17/10/2019 | Yazar: Kaos GL

Türkiye’den IGLYO üyesi kurumlar metin kaleme aldı: “İçinde bulunduğumuz dönem ne yazık ki ortaklıklarımızdan çok farklarımıza dikkat çekiyor. Hal böyle iken aktivistler arası sınıf dengesizliği derinleşiyor.”

Türkiye’den üye kurumların IGLYO’ya açık mektubu Kaos GL - LGBTİ+ Haber Portalı

Türkiye’den IGLYO üyesi kurumlar, ekonomik dengesizliğe ve küresel etkinliklere katılım zorluklarına dikkat çeken bir açık mektup kaleme aldı. Genç LGBTİ+ Derneği’nin kaleme aldığı metin, IGLYO üyesi Özgür Renkler, SPoD, Pembe Hayat ve Kaos GL tarafından imzalandı.

“Biz sadece Türkiye’den aktivistler olmuyoruz, sesimizi duyurmakta zorluk yaşıyoruz”

Metnin tam hâli şöyle:

“Öncelikle belirtmek isteriz ki bu sene gerçekleşen genel kurula, tıpkı geçen sene de olduğu gibi katılamamanın üzüntüsünü yaşamaktayız. Ancak katılamama sebebimizin müsait bir temsilci bulamamaktan kaynaklanmadığını ifade etmemiz gerekmektedir.”

“Avrupa’daki siz arkadaşlarımızın çalışmalarını ve başarılarını büyük bir ilgiyle takip etsek de ne yazık ki Türkiye’den aktivistler olarak Avrupa’da sesimizi duyurmakta zorluk yaşamaktayız. Bunun çeşitli sebepleri olsa da bugün bir tanesinin üzerinde özellikle durmak istiyoruz.”
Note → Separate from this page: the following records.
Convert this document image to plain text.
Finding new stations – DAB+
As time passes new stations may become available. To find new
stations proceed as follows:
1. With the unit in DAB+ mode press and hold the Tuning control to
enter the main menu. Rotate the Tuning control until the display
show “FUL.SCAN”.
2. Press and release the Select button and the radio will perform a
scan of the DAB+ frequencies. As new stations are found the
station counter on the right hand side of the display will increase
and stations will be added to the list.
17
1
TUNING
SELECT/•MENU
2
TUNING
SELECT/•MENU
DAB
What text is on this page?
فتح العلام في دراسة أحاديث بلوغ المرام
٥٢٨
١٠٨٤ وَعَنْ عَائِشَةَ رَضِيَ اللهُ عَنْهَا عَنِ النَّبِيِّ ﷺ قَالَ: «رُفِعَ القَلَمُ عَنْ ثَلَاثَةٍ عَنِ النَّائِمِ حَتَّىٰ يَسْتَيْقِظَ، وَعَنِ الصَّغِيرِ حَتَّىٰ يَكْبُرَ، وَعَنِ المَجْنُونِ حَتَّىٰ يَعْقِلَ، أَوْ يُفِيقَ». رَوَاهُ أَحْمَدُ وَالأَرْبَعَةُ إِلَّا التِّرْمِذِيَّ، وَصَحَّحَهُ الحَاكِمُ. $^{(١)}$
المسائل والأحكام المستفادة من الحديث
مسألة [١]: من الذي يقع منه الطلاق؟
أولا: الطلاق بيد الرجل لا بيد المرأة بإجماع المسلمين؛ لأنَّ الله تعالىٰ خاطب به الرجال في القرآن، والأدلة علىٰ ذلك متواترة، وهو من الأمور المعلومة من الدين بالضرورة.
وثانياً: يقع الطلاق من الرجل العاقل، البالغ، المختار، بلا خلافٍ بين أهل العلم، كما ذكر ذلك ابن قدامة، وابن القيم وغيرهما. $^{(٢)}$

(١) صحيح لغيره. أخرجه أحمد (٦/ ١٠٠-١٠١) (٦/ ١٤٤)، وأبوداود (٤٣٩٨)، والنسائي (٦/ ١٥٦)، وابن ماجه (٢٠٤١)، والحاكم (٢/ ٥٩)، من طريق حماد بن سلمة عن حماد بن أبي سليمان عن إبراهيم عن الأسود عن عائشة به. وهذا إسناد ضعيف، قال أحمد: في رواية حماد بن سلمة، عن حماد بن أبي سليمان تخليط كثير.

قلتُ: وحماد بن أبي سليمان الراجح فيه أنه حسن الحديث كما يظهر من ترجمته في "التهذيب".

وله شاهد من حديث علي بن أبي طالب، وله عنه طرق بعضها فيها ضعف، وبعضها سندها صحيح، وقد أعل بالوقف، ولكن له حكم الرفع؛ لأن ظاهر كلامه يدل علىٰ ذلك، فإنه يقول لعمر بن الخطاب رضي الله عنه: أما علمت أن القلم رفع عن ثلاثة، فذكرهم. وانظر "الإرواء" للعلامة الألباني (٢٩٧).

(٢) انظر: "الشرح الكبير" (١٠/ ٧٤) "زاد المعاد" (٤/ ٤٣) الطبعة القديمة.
“Dünya üzerinde yaşanan her gelişme gibi ekonomik bunalımlar da her ülke gibi bizi de vurmakta. Ve hatta genellikle siz Batı ve Kuzey Avrupa’daki dostlarımızın etkilendiğinden ve etkileneceğinden daha çok etkileniyoruz bu durumdan. Bırakın yurtdışında yapılan bir genel kurula temsilci gönderebilmek için bütçe ayarlamayı, yeri geliyor zaten sürdürmekte olduğumuz çalışmalar için fon ve destek bulmakta zorlanıyoruz. Son durumda ofisimizi açık tutmak için gerekli olan fona erişimde bile zorlanıyoruz.”

“Hal böyle iken bölgeler arasında aktivistler arası sınıflar dengesizliği derinleşiyor. Ne yazık ki hepimiz kimliklerimiz ve daha özgür bir dünya için mücadele etsek ve mücadele aşkımızda, hayatta kalma gücümüzde ortaklaşsak bile, her küresel kötüye gidiş gibi -ister küresel ısınma olsun, ister ekonomik bunalımlar- bu yaşadığımız son zamanlar da ne yazık ki ortaklıklarımızdan çok farklarımıza dikkat çekiyor.”

“Takdir edersiniz ki temel kaynakları düzenli sağlamakta sıkıntı yaşayan kurumlar olarak, bırakın katılım ücretini, sonrasında geri alınabilen bir miktar olmasına rağmen ulaşım bütçesini, diğer kurlara dönüştürüldüğünde inanılmaz miktarlara ulaşan vize ücretlerini bile anlık olarak sağlamak hiç mümkün olmuyor. Bu durum zaten zar zor kazanmaya çalıştığımız sesimizin iyice kesilmesine sebep olabiliyor. Ve üzülerek tahmin ediyoruz ki, bu durumda olan sadece biz Türkiye’den aktivistler olmuyoruz. Ayrıca her ne kadar ortak bir dil varmış gibi gelse bile, yeri geliyor dil bariyeri mümkün olan katılımları da baltalıyor, iletişimimize engel oluyor.”

“Bu açıklamayı, hem Avrupa çapında hem de küresel çapta yaşanan olayları herkesin ayrıcalıkları ve dezavantajları göz önüne alınarak ve sorunlara kesişimsel çözümler üretmeye bir çağrıda bulunmak için yazma gereği duyduk. Çünkü üzücü bir gelecekte genel olmayan, sadece bir grubun yaşadığı görünen sorunlara çözümler üretmez isek bu grupların aktivizm alanındaki seslerinin kaybolmasından korkuyoruz. Bize sesimizi duyurabileceğimiz bir başka alan da yaratmaya çabaladığınız için teşekkür ederiz, hiçbirimizin sesinin kaybolmamasını diliyor, mücadeleye devam diyoruz.”